The last I checked, presidents aren’t allowed to bulldoze over the U.S. Constitution and rewrite laws simply because they disagree with them. Obama said he was against that sort of thing before he was for it.

Remarkably, Speaker.gov documents 22 times Obama said he “couldn’t ignore or create his own immigration law,” including in 2010 when he said this: “[T]here are those in the immigrants’ rights community who have argued passionately that we should simply provide those who are [here] illegally with legal status, or at least ignore the laws on the books and put an end to deportation until we have better laws...

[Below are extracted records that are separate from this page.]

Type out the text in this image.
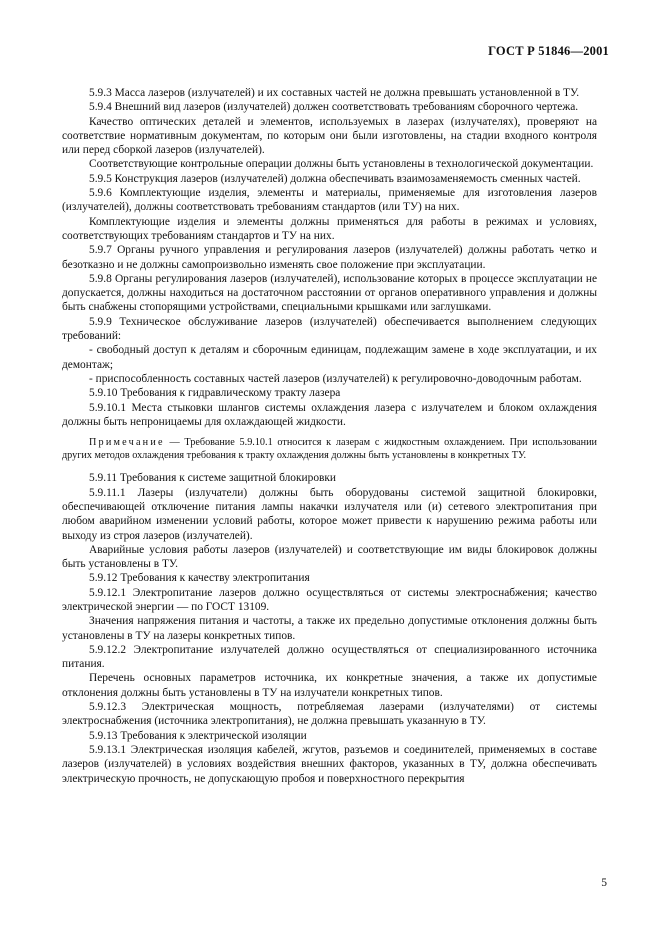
ГОСТ Р 51846—2001

5.9.3 Масса лазеров (излучателей) и их составных частей не должна превышать установленной в ТУ.

5.9.4 Внешний вид лазеров (излучателей) должен соответствовать требованиям сборочного чертежа.

Качество оптических деталей и элементов, используемых в лазерах (излучателях), проверяют на соответствие нормативным документам, по которым они были изготовлены, на стадии входного контроля или перед сборкой лазеров (излучателей).

Соответствующие контрольные операции должны быть установлены в технологической документации.

5.9.5 Конструкция лазеров (излучателей) должна обеспечивать взаимозаменяемость сменных частей.

5.9.6 Комплектующие изделия, элементы и материалы, применяемые для изготовления лазеров (излучателей), должны соответствовать требованиям стандартов (или ТУ) на них.

Комплектующие изделия и элементы должны применяться для работы в режимах и условиях, соответствующих требованиям стандартов и ТУ на них.

5.9.7 Органы ручного управления и регулирования лазеров (излучателей) должны работать четко и безотказно и не должны самопроизвольно изменять свое положение при эксплуатации.

5.9.8 Органы регулирования лазеров (излучателей), использование которых в процессе эксплуатации не допускается, должны находиться на достаточном расстоянии от органов оперативного управления и должны быть снабжены стопорящими устройствами, специальными крышками или заглушками.

5.9.9 Техническое обслуживание лазеров (излучателей) обеспечивается выполнением следующих требований:

- свободный доступ к деталям и сборочным единицам, подлежащим замене в ходе эксплуатации, и их демонтаж;

- приспособленность составных частей лазеров (излучателей) к регулировочно-доводочным работам.

5.9.10 Требования к гидравлическому тракту лазера

5.9.10.1 Места стыковки шлангов системы охлаждения лазера с излучателем и блоком охлаждения должны быть непроницаемы для охлаждающей жидкости.

Примечание — Требование 5.9.10.1 относится к лазерам с жидкостным охлаждением. При использовании других методов охлаждения требования к тракту охлаждения должны быть установлены в конкретных ТУ.

5.9.11 Требования к системе защитной блокировки

5.9.11.1 Лазеры (излучатели) должны быть оборудованы системой защитной блокировки, обеспечивающей отключение питания лампы накачки излучателя или (и) сетевого электропитания при любом аварийном изменении условий работы, которое может привести к нарушению режима работы или выходу из строя лазеров (излучателей).

Аварийные условия работы лазеров (излучателей) и соответствующие им виды блокировок должны быть установлены в ТУ.

5.9.12 Требования к качеству электропитания

5.9.12.1 Электропитание лазеров должно осуществляться от системы электроснабжения; качество электрической энергии — по ГОСТ 13109.

Значения напряжения питания и частоты, а также их предельно допустимые отклонения должны быть установлены в ТУ на лазеры конкретных типов.

5.9.12.2 Электропитание излучателей должно осуществляться от специализированного источника питания.

Перечень основных параметров источника, их конкретные значения, а также их допустимые отклонения должны быть установлены в ТУ на излучатели конкретных типов.

5.9.12.3 Электрическая мощность, потребляемая лазерами (излучателями) от системы электроснабжения (источника электропитания), не должна превышать указанную в ТУ.

5.9.13 Требования к электрической изоляции

5.9.13.1 Электрическая изоляция кабелей, жгутов, разъемов и соединителей, применяемых в составе лазеров (излучателей) в условиях воздействия внешних факторов, указанных в ТУ, должна обеспечивать электрическую прочность, не допускающую пробоя и поверхностного перекрытия

5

“I believe such an indiscriminate approach would be both unwise and unfair. It would suggest to those thinking about coming here illegally that there will be no repercussions for such a decision. And this could lead to a surge in more illegal immigration. And it would also ignore the millions of people around the world who are waiting in line to come here legally. Ultimately, our nation, like all nations, has the right and obligation to control its borders and set laws for residency and citizenship. And no matter how decent they are, no matter their reasons, the 11 million who broke these laws should be held accountable.”

That changed in 2012 when Obama forsook his oath to ensure that “laws be faithfully executed” — and crowned himself as proverbial king.

Obama justified DACA on the authority of “prosecutorial discretion,” but, as Fox News’ Gregg Jarrett recently expressed, it is more accurate Obama was “distorting” prosecutorial discretion.

Legal experts agree DACA won’t stand up in court when challenged because, as Attorney General Jeff Sessions said, “Such an open-ended circumvention of immigration laws was an unconstitutional exercise.”

Although Obama’s words are easy on the ears and lull the naive to sleep, those who are “woke” understand today Obama’s words fan the flame of ignorance while his policies continue to divide and damage America.